Further, in this embodiment, the convex portion 2b of the face material 2 follows the convex portion 1b of the joint surface 1a of the phenol resin foam layer 1. Therefore, the face material 2 bites into the concave portion between the adjacent convex portions 1b of the phenol resin foam layer 1, and the adhesiveness between the phenol resin foam layer 1 and the face material 2 is improved.

<Second aspect>
FIG. 2 is a cross-sectional view schematically showing the laminated board of the second aspect.
In the laminated board of this embodiment, a metal layer 13 is provided on one surface of a plate-shaped phenol resin foam layer 11 via a flexible face material 12. A flexible face material 12'is provided on the other surface of the phenol resin foam layer 11, and a metal layer is not laminated on the face material 12'. The face material 12'is preferably the same as the face material 12 except that the recess 12b is not formed.
The face material 12 is integrated with the phenol resin foam layer 11 without interposing an adhesive layer.
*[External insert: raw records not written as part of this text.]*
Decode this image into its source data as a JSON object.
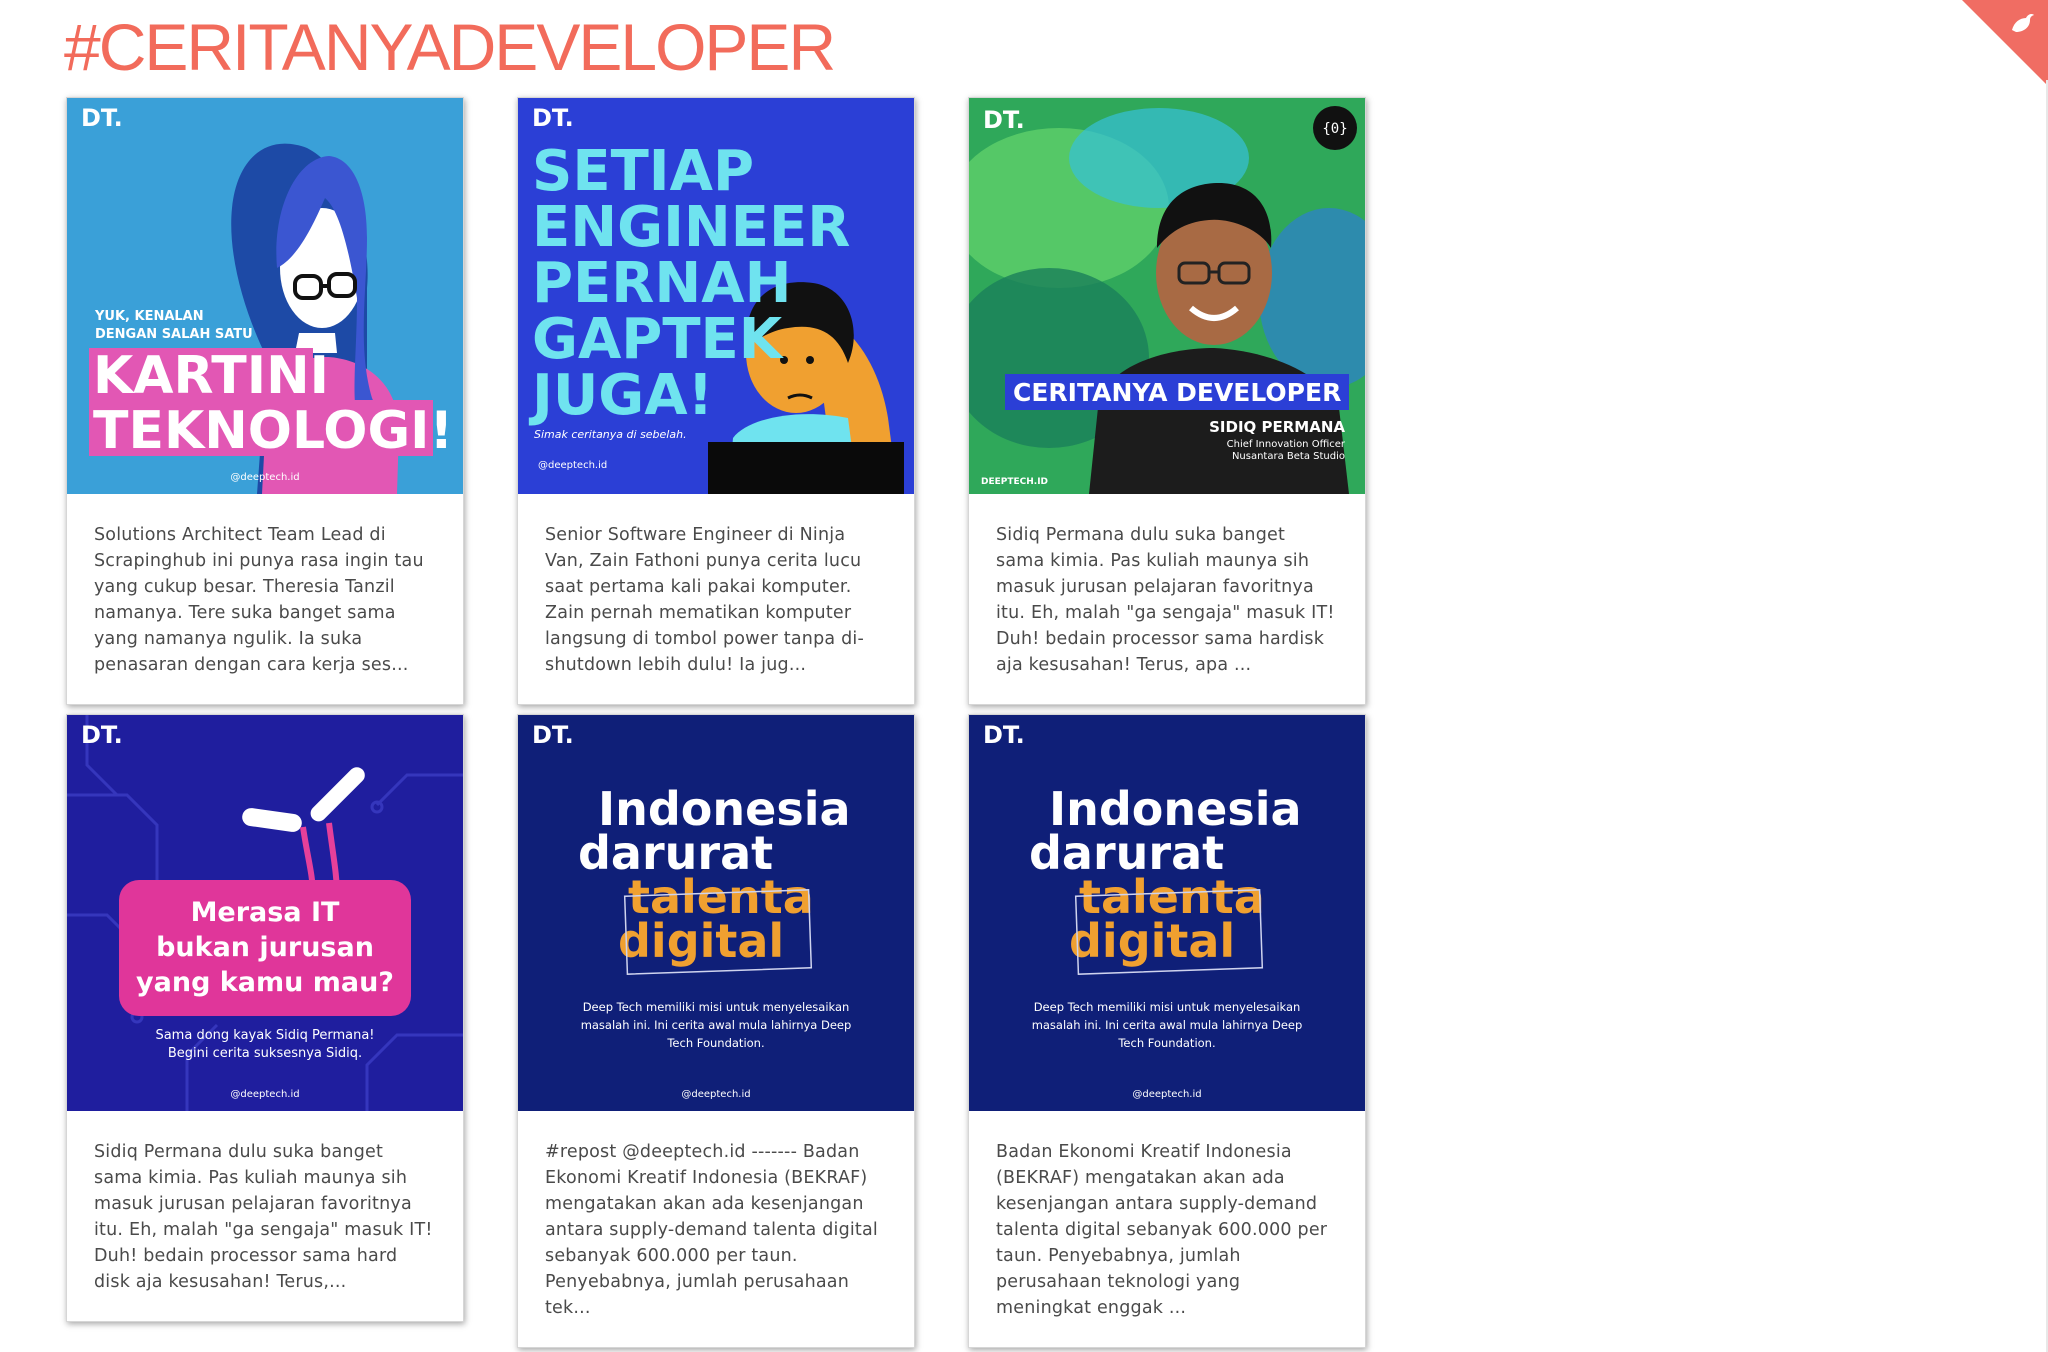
{
  "page": {
    "title": "#CERITANYADEVELOPER",
    "accent_color": "#f26b5b"
  },
  "cards": [
    {
      "image": {
        "logo": "DT.",
        "kicker_line1": "YUK, KENALAN",
        "kicker_line2": "DENGAN SALAH SATU",
        "headline_line1": "KARTINI",
        "headline_line2": "TEKNOLOGI!",
        "handle": "@deeptech.id",
        "background": "#3aa0d8"
      },
      "caption": "Solutions Architect Team Lead di Scrapinghub ini punya rasa ingin tau yang cukup besar. Theresia Tanzil namanya.  Tere suka banget sama yang namanya ngulik. Ia suka penasaran dengan cara kerja ses..."
    },
    {
      "image": {
        "logo": "DT.",
        "headline_line1": "SETIAP",
        "headline_line2": "ENGINEER",
        "headline_line3": "PERNAH",
        "headline_line4": "GAPTEK",
        "headline_line5": "JUGA!",
        "subline": "Simak ceritanya di sebelah.",
        "handle": "@deeptech.id",
        "background": "#2b3fd6"
      },
      "caption": "Senior Software Engineer di Ninja Van, Zain Fathoni punya cerita lucu saat pertama kali pakai komputer.  Zain pernah mematikan komputer langsung di tombol power tanpa di-shutdown lebih dulu! Ia jug..."
    },
    {
      "image": {
        "logo": "DT.",
        "banner": "CERITANYA DEVELOPER",
        "person_name": "SIDIQ PERMANA",
        "person_role_line1": "Chief Innovation Officer",
        "person_role_line2": "Nusantara Beta Studio",
        "footer_logo": "DEEPTECH.ID",
        "badge_text": "{0}",
        "background": "#2fa85a"
      },
      "caption": "Sidiq Permana dulu suka banget sama kimia. Pas kuliah maunya sih masuk jurusan pelajaran favoritnya itu. Eh, malah \"ga sengaja\" masuk IT! Duh! bedain processor sama hardisk aja kesusahan! Terus, apa ..."
    },
    {
      "image": {
        "logo": "DT.",
        "headline_line1": "Merasa IT",
        "headline_line2": "bukan jurusan",
        "headline_line3": "yang kamu mau?",
        "subline1": "Sama dong kayak Sidiq Permana!",
        "subline2": "Begini cerita suksesnya Sidiq.",
        "handle": "@deeptech.id",
        "background": "#1f1e9e"
      },
      "caption": "Sidiq Permana dulu suka banget sama kimia. Pas kuliah maunya sih masuk jurusan pelajaran favoritnya itu. Eh, malah \"ga sengaja\" masuk IT! Duh! bedain processor sama hard disk aja kesusahan!  Terus,..."
    },
    {
      "image": {
        "logo": "DT.",
        "headline_line1": "Indonesia",
        "headline_line2": "darurat",
        "headline_line3": "talenta",
        "headline_line4": "digital",
        "body_line1": "Deep Tech memiliki misi untuk menyelesaikan",
        "body_line2": "masalah ini. Ini cerita awal mula lahirnya Deep",
        "body_line3": "Tech Foundation.",
        "handle": "@deeptech.id",
        "background": "#0f1f78"
      },
      "caption": "#repost @deeptech.id ------- Badan Ekonomi Kreatif Indonesia (BEKRAF) mengatakan akan ada kesenjangan antara supply-demand talenta digital sebanyak 600.000 per taun. Penyebabnya, jumlah perusahaan tek..."
    },
    {
      "image": {
        "logo": "DT.",
        "headline_line1": "Indonesia",
        "headline_line2": "darurat",
        "headline_line3": "talenta",
        "headline_line4": "digital",
        "body_line1": "Deep Tech memiliki misi untuk menyelesaikan",
        "body_line2": "masalah ini. Ini cerita awal mula lahirnya Deep",
        "body_line3": "Tech Foundation.",
        "handle": "@deeptech.id",
        "background": "#0f1f78"
      },
      "caption": "Badan Ekonomi Kreatif Indonesia (BEKRAF) mengatakan akan ada kesenjangan antara supply-demand talenta digital sebanyak 600.000 per taun. Penyebabnya, jumlah perusahaan teknologi yang meningkat enggak ..."
    }
  ]
}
The face material 12 and the metal layer 13 are bonded to each other via an adhesive layer (not shown).
In this embodiment, the surface 12a of the face material 12 on the metal layer 13 side has a recess 12b, and the surface 13a of the metal layer 13 has a recess 13b that follows the recess 12b of the face material 12. The surface 13a of the metal layer 13 is the outermost surface of the laminated board. Reference numeral 11a is a joint surface of the phenol resin foam layer 11 with the face material 12.
In this embodiment, the recess 12b provided in the face material 12 which is a synthetic fiber non-woven fabric is a thermocompression bonding portion by embossing. The method of embossing the synthetic fiber non-woven fabric is, for example, a method of partially heat-bonding a crimped long fiber web developed under cooling conditions directly under the spun with a heat embossing roll by a known spunbond method, or latent crimping. Examples thereof include a method in which a long fiber web is crimped by heat treatment and partially heat-bonded by a thermal embossing roll.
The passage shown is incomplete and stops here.